Mettre au monde des enfants n’est pas chose aisée du pont de vue de la responsabilité. Ils devront apprendre l’amour de leurs parents pour un jour recommencer l’aventure avec un/une inconnu(e), apprendre à s’aimer puis reporter cet amour sur leurs propre progéniture. Le problème tient précisément à la question de l’inconnu(e) avec qui se fera dans l’aléa total le continuum de vie. Le Talmud Sota, magnifiquement synthétisé par Rabenou Behayé, nous rappelle que : « quarante jours avant la naissance d’un enfant, on proclame au firmament – la fille d’un tel est réservée à un tel » (Sota 2a). Le Zohar le redit à sa manière : « depuis la fin de la Création, Dieu fait des unions conjugales » (Z-Ber.89).  Que d’erreurs dans le script ! Que d’altérations dans la transmission ! Que d’oublis de la part des nouveau-nés, perdant leur feuille de route et du même coup le nom unique et sine qua non de leur complémentaire. Le tâtonnement réussit parfois, souvent. Mais l’échec est aussi au rendez-vous.

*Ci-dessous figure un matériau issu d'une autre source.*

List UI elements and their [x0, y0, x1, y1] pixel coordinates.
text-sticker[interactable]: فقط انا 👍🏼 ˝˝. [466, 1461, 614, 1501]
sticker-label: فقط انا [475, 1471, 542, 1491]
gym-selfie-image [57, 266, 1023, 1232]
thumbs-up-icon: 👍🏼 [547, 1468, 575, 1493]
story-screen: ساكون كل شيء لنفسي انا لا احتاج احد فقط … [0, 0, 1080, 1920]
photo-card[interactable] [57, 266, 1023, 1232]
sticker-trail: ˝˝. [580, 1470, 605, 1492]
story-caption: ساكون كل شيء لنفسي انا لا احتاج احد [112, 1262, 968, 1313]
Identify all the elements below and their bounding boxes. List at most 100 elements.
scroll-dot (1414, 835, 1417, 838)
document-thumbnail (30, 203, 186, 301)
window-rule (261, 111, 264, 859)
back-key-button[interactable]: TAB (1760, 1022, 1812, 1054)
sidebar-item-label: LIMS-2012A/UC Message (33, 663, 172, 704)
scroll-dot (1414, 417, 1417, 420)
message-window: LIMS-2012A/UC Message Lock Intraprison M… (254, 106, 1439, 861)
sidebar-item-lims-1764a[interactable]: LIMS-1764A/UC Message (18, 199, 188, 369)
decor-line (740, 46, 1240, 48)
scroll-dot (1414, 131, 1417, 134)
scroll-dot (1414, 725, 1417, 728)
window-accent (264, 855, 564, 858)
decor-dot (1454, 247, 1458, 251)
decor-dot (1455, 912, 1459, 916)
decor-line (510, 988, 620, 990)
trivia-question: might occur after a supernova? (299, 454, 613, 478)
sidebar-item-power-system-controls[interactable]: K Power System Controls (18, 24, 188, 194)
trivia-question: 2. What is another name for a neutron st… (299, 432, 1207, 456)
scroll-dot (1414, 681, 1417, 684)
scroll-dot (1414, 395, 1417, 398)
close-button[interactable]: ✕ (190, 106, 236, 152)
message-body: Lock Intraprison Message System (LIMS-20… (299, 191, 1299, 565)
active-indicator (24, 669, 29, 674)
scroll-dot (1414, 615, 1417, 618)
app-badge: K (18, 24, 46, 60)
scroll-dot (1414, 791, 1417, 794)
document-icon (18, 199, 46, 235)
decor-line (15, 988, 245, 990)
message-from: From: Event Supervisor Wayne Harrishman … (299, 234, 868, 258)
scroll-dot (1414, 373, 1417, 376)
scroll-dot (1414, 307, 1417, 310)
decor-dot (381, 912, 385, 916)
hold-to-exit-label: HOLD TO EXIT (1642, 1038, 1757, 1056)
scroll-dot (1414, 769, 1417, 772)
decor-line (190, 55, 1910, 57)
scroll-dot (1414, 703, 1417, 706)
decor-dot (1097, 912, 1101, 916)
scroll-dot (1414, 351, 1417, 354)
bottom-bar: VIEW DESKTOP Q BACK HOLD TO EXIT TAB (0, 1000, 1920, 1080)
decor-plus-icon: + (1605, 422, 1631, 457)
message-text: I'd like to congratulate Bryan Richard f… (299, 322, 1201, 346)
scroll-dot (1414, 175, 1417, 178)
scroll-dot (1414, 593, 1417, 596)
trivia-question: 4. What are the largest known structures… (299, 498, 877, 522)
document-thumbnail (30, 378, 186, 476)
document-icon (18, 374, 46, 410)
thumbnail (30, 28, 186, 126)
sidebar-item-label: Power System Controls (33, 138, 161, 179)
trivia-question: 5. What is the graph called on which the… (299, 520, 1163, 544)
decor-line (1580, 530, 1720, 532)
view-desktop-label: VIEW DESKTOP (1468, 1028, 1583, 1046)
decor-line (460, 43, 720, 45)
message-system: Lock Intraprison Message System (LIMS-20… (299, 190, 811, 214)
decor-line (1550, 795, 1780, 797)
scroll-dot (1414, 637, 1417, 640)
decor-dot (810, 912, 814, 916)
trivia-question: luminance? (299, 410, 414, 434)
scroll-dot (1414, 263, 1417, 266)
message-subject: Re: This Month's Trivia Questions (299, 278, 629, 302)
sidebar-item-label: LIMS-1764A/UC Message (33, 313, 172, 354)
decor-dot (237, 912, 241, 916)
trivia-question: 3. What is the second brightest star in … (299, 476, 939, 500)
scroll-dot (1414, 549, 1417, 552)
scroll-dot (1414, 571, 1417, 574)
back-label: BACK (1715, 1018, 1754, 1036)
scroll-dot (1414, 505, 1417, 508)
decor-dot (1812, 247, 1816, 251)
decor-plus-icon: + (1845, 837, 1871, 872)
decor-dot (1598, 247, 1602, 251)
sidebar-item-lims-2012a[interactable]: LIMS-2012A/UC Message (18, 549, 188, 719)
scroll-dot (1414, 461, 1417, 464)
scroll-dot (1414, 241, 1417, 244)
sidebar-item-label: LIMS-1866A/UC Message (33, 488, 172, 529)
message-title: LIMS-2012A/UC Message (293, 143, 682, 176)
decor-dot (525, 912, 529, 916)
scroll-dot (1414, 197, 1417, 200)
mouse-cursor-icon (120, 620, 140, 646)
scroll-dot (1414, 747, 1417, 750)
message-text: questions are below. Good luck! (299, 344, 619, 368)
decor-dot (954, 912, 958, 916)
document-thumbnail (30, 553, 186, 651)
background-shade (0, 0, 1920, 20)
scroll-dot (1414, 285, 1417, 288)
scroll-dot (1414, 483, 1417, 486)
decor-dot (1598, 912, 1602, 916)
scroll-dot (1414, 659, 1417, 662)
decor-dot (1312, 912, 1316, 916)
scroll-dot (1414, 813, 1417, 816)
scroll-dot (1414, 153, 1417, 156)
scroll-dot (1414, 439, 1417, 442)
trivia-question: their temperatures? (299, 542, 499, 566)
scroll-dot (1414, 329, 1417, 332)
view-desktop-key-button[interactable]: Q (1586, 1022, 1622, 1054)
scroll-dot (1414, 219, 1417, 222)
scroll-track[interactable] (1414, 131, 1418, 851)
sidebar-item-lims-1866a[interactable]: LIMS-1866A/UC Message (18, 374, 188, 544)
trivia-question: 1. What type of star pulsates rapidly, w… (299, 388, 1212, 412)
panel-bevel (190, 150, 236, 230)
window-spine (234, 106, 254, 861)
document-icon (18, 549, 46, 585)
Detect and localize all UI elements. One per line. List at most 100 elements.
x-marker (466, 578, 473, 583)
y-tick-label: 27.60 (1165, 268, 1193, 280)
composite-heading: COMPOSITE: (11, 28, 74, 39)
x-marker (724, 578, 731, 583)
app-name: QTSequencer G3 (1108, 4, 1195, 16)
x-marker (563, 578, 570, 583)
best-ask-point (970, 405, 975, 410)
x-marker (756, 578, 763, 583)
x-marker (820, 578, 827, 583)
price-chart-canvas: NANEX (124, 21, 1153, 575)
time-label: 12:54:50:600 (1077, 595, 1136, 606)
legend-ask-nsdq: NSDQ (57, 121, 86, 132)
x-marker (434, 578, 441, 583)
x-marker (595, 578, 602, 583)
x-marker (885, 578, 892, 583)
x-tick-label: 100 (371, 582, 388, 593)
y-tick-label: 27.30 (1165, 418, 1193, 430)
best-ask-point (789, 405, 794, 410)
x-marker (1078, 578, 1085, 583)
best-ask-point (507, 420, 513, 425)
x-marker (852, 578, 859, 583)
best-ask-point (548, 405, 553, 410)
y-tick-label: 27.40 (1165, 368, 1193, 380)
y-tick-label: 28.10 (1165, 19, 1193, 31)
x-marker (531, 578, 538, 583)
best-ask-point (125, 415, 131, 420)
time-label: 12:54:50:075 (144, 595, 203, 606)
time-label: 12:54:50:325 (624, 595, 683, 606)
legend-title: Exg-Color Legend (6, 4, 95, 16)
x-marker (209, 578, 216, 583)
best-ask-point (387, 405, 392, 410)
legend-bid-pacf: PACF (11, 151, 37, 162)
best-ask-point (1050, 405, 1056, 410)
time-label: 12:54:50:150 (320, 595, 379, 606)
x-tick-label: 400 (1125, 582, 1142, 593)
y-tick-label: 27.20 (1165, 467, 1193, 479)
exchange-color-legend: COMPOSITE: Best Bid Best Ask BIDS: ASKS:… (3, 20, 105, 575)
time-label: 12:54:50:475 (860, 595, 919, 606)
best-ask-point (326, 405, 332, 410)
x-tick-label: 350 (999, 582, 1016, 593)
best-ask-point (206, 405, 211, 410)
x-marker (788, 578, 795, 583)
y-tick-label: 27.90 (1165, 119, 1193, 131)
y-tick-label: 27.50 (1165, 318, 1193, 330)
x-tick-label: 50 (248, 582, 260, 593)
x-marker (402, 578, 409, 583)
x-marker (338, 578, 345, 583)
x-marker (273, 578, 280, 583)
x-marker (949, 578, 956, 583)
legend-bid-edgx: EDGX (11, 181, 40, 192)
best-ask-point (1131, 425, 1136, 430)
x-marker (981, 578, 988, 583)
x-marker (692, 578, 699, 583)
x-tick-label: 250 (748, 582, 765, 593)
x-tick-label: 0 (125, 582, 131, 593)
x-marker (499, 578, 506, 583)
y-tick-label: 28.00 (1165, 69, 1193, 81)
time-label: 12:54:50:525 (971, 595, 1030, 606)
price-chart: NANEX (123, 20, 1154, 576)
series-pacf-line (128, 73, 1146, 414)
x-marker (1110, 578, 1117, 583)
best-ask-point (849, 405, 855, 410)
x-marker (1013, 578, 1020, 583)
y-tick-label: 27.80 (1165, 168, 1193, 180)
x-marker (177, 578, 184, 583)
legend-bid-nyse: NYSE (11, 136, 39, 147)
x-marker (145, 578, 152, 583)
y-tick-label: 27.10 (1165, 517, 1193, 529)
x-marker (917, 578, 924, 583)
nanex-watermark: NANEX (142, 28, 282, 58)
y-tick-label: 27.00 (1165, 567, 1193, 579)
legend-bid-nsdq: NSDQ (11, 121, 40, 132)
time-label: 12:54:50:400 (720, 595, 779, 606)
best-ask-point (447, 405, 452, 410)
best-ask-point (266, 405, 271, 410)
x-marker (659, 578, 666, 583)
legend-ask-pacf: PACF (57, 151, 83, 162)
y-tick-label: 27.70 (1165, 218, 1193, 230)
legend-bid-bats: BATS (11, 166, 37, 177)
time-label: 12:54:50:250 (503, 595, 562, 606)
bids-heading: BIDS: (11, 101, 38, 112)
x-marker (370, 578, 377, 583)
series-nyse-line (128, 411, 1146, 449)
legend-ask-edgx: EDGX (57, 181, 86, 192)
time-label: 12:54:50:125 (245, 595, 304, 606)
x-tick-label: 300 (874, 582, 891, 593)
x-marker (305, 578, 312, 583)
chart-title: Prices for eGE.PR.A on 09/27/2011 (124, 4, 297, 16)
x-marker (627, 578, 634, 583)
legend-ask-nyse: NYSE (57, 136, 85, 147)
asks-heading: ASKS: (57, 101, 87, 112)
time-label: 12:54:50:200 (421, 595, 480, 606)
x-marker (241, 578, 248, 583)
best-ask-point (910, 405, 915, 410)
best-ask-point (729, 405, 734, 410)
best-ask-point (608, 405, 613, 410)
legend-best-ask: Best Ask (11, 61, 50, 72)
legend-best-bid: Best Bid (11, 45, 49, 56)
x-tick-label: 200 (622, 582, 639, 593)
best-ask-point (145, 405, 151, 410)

Dans ces conditions, où trouver la vérité de l’Amour ? Probablement dans le verset suivant du Cantique des Cantiques, répété à trois reprises, comme pour en signifier l’importance : « Filles de Jérusalem, n’éveillez pas, ne réveillez pas l’Amour, jusqu’à ce qu’il le désire » (Cant.2-7). Comprenne qui pourra, comprenne qui voudra.